Na Polônia, na fronteira com a Ucrânia, Rodrigo Lopes teve “o primeiro contato com o drama da guerra: a rota dos desesperados que tentavam fugir do conflito. Vi cenas dramáticas, de muitas crianças sem pais (homens entre 18 e 60 anos foram obrigados a ficar no país para lutar), mulheres que deixavam o país com os filhos, sem comida e sem roupas. A temperatura à noite caía abaixo de zero. E, do outro lado, as pessoas se acotovelavam em uma massa disforme na tentativa de cruzar a fronteira. Muitas, sem conseguir, adormeciam ao relento ou iniciavam o retorno a Lviv, a pé, a cerca de 80 quilômetro dali”.
Rodrigo Lopes não conseguiu entrar a pé pela fronteira de Medyka nem de carro pela fronteira da Hungria. “Foi então que descobri que era possível ingressar de trem, a partir da Polônia. Em minha terceira tentativa, ingressei na Ucrânia. Fiquei em Lviv, cidade do oeste ucraniano, por dois dias. Na cidade, testemunhei uma população em armas — havia barricadas em todos os acessos à cidade e em frente a prédios públicos.”
O repórter permaneceu “dois dos 11 dias de cobertura dentro da Ucrânia”. Não são muitos dias, o que pode afetar uma visão mais ampla da guerra e da reação popular. Mas, para um jornalista perceptivo e com capacidade aguda de observação, são suficientes para se contar histórias e, em seguida, analisar o que está acontecendo na região. Sobretudo, porque está acontecendo.
Houve momentos de tensão. “No trem, durante o trajeto, já dentro da Ucrânia, as luzes se apagaram. A composição percorreu longos trechos no país em guerra às escuras”, relata Rodrigo Lopes. Como Lviv estava sob toque de recolher, o contato local não pôde buscá-lo e o repórter teve de dormir na estação, ao lado de “milhares de refugiados que tentavam sair. Não havia trem para todo mundo. As pessoas passavam dias na estação. Outro momento de tensão era quando as sirenes tocavam. Como jornalista, eu precisava correr para o abrigo antiaéreo, mas, ao mesmo tempo, registrar as imagens. (…) Ficava de um a dois minutos sem entrar nos bunkers em função do trabalho — o que gerava uma tensão, uma vez que não se sabia se um míssil ou bomba cairia sobre a cidade.”
O correspondente de guerra vive um dilema: se se esconder, salva-se, por vezes. Porém, se não ficar no centro dos acontecimentos, não tem o que reportar de forma direta. O fato de ter dormido na estação, com os refugiados, deu a Rodrigo Lopes a percepção exata sobre o comportamento (sofrimento) dos civis, ou seja, daqueles que não estão lutando, exceto pelas próprias vidas.
Rodrigo Lopes afirma que “a guerra na Ucrânia é um fato jornalístico e que tem e terá impacto por muito tempo em nossas vidas, na história e na geopolítica”. De fato, a batalha colabora, no momento, para ampliar a recessão na Europa, que, de acordo com o economista Nouriel Roubini, o Dr.

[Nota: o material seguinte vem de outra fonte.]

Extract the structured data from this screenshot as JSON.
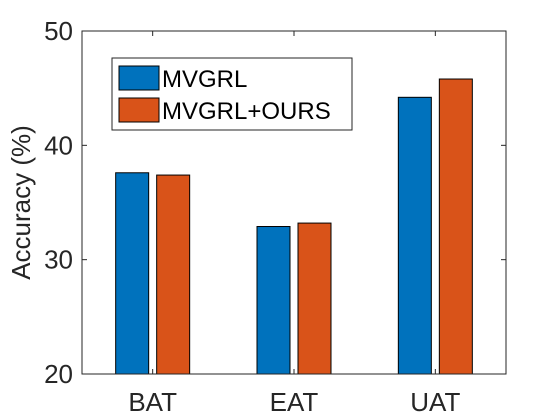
{
  "chart_data": {
    "type": "bar",
    "categories": [
      "BAT",
      "EAT",
      "UAT"
    ],
    "series": [
      {
        "name": "MVGRL",
        "values": [
          37.6,
          32.9,
          44.2
        ],
        "color": "#0072BD"
      },
      {
        "name": "MVGRL+OURS",
        "values": [
          37.4,
          33.2,
          45.8
        ],
        "color": "#D95319"
      }
    ],
    "xlabel": "",
    "ylabel": "Accuracy (%)",
    "ylim": [
      20,
      50
    ],
    "yticks": [
      20,
      30,
      40,
      50
    ],
    "grid": false,
    "legend_position": "top-left"
  }
}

Apocalipse, será profunda em 2023.
“Tentei buscar três pilares: a história da jornada do repórter e as pessoas que encontrei no caminho, as origens das divergências entre Rússia e Ucrânia e alguma análise geopolítica.” Portanto, ao fornecer um contexto — que diz respeito a uma longa história (sob Stálin, a União Soviética criou uma fome “artificial” na Ucrânia; morreram cerca de 3,5 milhões de ucranianos) —, a obra de Rodrigo Lopes não é um mero “livro de oportunidade”.

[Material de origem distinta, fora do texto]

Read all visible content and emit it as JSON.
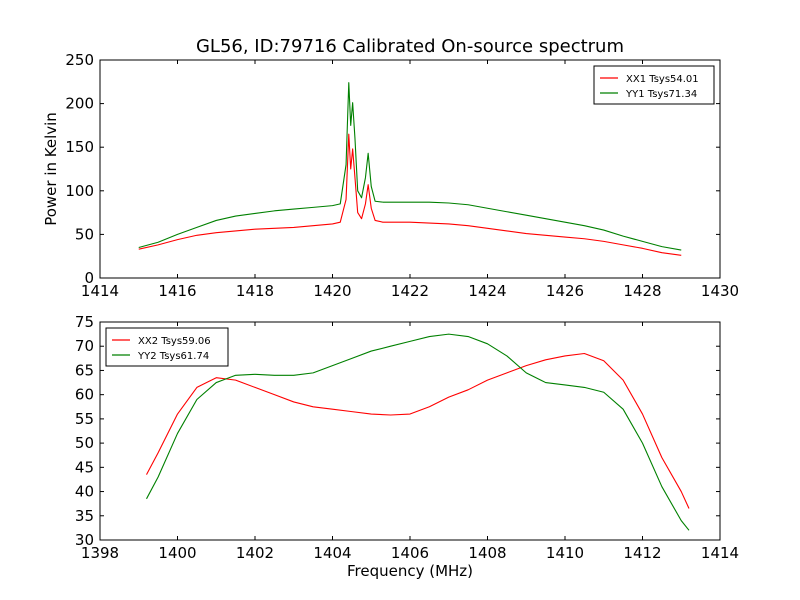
{
  "chart_data": [
    {
      "type": "line",
      "title": "GL56, ID:79716 Calibrated On-source spectrum",
      "xlabel": "",
      "ylabel": "Power in Kelvin",
      "xlim": [
        1414,
        1430
      ],
      "ylim": [
        0,
        250
      ],
      "xticks": [
        1414,
        1416,
        1418,
        1420,
        1422,
        1424,
        1426,
        1428,
        1430
      ],
      "yticks": [
        0,
        50,
        100,
        150,
        200,
        250
      ],
      "grid": false,
      "legend": "top-right",
      "series": [
        {
          "name": "XX1 Tsys54.01",
          "color": "#ff0000",
          "x": [
            1415.0,
            1415.5,
            1416.0,
            1416.5,
            1417.0,
            1417.5,
            1418.0,
            1418.5,
            1419.0,
            1419.5,
            1420.0,
            1420.2,
            1420.35,
            1420.42,
            1420.47,
            1420.52,
            1420.58,
            1420.65,
            1420.75,
            1420.85,
            1420.92,
            1421.0,
            1421.1,
            1421.3,
            1421.6,
            1422.0,
            1422.5,
            1423.0,
            1423.5,
            1424.0,
            1424.5,
            1425.0,
            1425.5,
            1426.0,
            1426.5,
            1427.0,
            1427.5,
            1428.0,
            1428.5,
            1429.0
          ],
          "y": [
            33,
            38,
            44,
            49,
            52,
            54,
            56,
            57,
            58,
            60,
            62,
            64,
            90,
            165,
            125,
            148,
            115,
            75,
            68,
            85,
            107,
            80,
            66,
            64,
            64,
            64,
            63,
            62,
            60,
            57,
            54,
            51,
            49,
            47,
            45,
            42,
            38,
            34,
            29,
            26
          ]
        },
        {
          "name": "YY1 Tsys71.34",
          "color": "#008000",
          "x": [
            1415.0,
            1415.5,
            1416.0,
            1416.5,
            1417.0,
            1417.5,
            1418.0,
            1418.5,
            1419.0,
            1419.5,
            1420.0,
            1420.2,
            1420.35,
            1420.42,
            1420.47,
            1420.52,
            1420.58,
            1420.65,
            1420.75,
            1420.85,
            1420.92,
            1421.0,
            1421.1,
            1421.3,
            1421.6,
            1422.0,
            1422.5,
            1423.0,
            1423.5,
            1424.0,
            1424.5,
            1425.0,
            1425.5,
            1426.0,
            1426.5,
            1427.0,
            1427.5,
            1428.0,
            1428.5,
            1429.0
          ],
          "y": [
            35,
            41,
            50,
            58,
            66,
            71,
            74,
            77,
            79,
            81,
            83,
            85,
            130,
            224,
            175,
            201,
            160,
            100,
            92,
            115,
            143,
            105,
            88,
            87,
            87,
            87,
            87,
            86,
            84,
            80,
            76,
            72,
            68,
            64,
            60,
            55,
            48,
            42,
            36,
            32
          ]
        }
      ]
    },
    {
      "type": "line",
      "title": "",
      "xlabel": "Frequency (MHz)",
      "ylabel": "",
      "xlim": [
        1398,
        1414
      ],
      "ylim": [
        30,
        75
      ],
      "xticks": [
        1398,
        1400,
        1402,
        1404,
        1406,
        1408,
        1410,
        1412,
        1414
      ],
      "yticks": [
        30,
        35,
        40,
        45,
        50,
        55,
        60,
        65,
        70,
        75
      ],
      "grid": false,
      "legend": "top-left",
      "series": [
        {
          "name": "XX2 Tsys59.06",
          "color": "#ff0000",
          "x": [
            1399.2,
            1399.5,
            1400.0,
            1400.5,
            1401.0,
            1401.5,
            1402.0,
            1402.5,
            1403.0,
            1403.5,
            1404.0,
            1404.5,
            1405.0,
            1405.5,
            1406.0,
            1406.5,
            1407.0,
            1407.5,
            1408.0,
            1408.5,
            1409.0,
            1409.5,
            1410.0,
            1410.5,
            1411.0,
            1411.5,
            1412.0,
            1412.5,
            1413.0,
            1413.2
          ],
          "y": [
            43.5,
            48,
            56,
            61.5,
            63.5,
            63,
            61.5,
            60,
            58.5,
            57.5,
            57,
            56.5,
            56,
            55.8,
            56,
            57.5,
            59.5,
            61,
            63,
            64.5,
            66,
            67.2,
            68,
            68.5,
            67,
            63,
            56,
            47,
            40,
            36.5
          ]
        },
        {
          "name": "YY2 Tsys61.74",
          "color": "#008000",
          "x": [
            1399.2,
            1399.5,
            1400.0,
            1400.5,
            1401.0,
            1401.5,
            1402.0,
            1402.5,
            1403.0,
            1403.5,
            1404.0,
            1404.5,
            1405.0,
            1405.5,
            1406.0,
            1406.5,
            1407.0,
            1407.5,
            1408.0,
            1408.5,
            1409.0,
            1409.5,
            1410.0,
            1410.5,
            1411.0,
            1411.5,
            1412.0,
            1412.5,
            1413.0,
            1413.2
          ],
          "y": [
            38.5,
            43,
            52,
            59,
            62.5,
            64,
            64.2,
            64,
            64,
            64.5,
            66,
            67.5,
            69,
            70,
            71,
            72,
            72.5,
            72,
            70.5,
            68,
            64.5,
            62.5,
            62,
            61.5,
            60.5,
            57,
            50,
            41,
            34,
            32
          ]
        }
      ]
    }
  ]
}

O repórter cita duas frases seminais: “Guerra é ruim, mas, sem a presença de jornalistas, é muito pior” (José Hamilton Ribeiro, um dos mais importantes repórteres do país) e “Na guerra, a primeira vítima é a verdade” (do senador americano Hiram Johnson; a frase foi popularizada por Phillip Knightley, no livro “A Primeira Vítima”). “Está muito difícil o acesso às informações não apenas na Rússia, mas na própria Ucrânia. E, na ausência de jornalistas para verificar os fatos in loco, a desinformação corre solta — de ambos os lados”, assinala Rodrigo Lopes, que, sim, merece o título de Repórter, com “R” maiúsculo.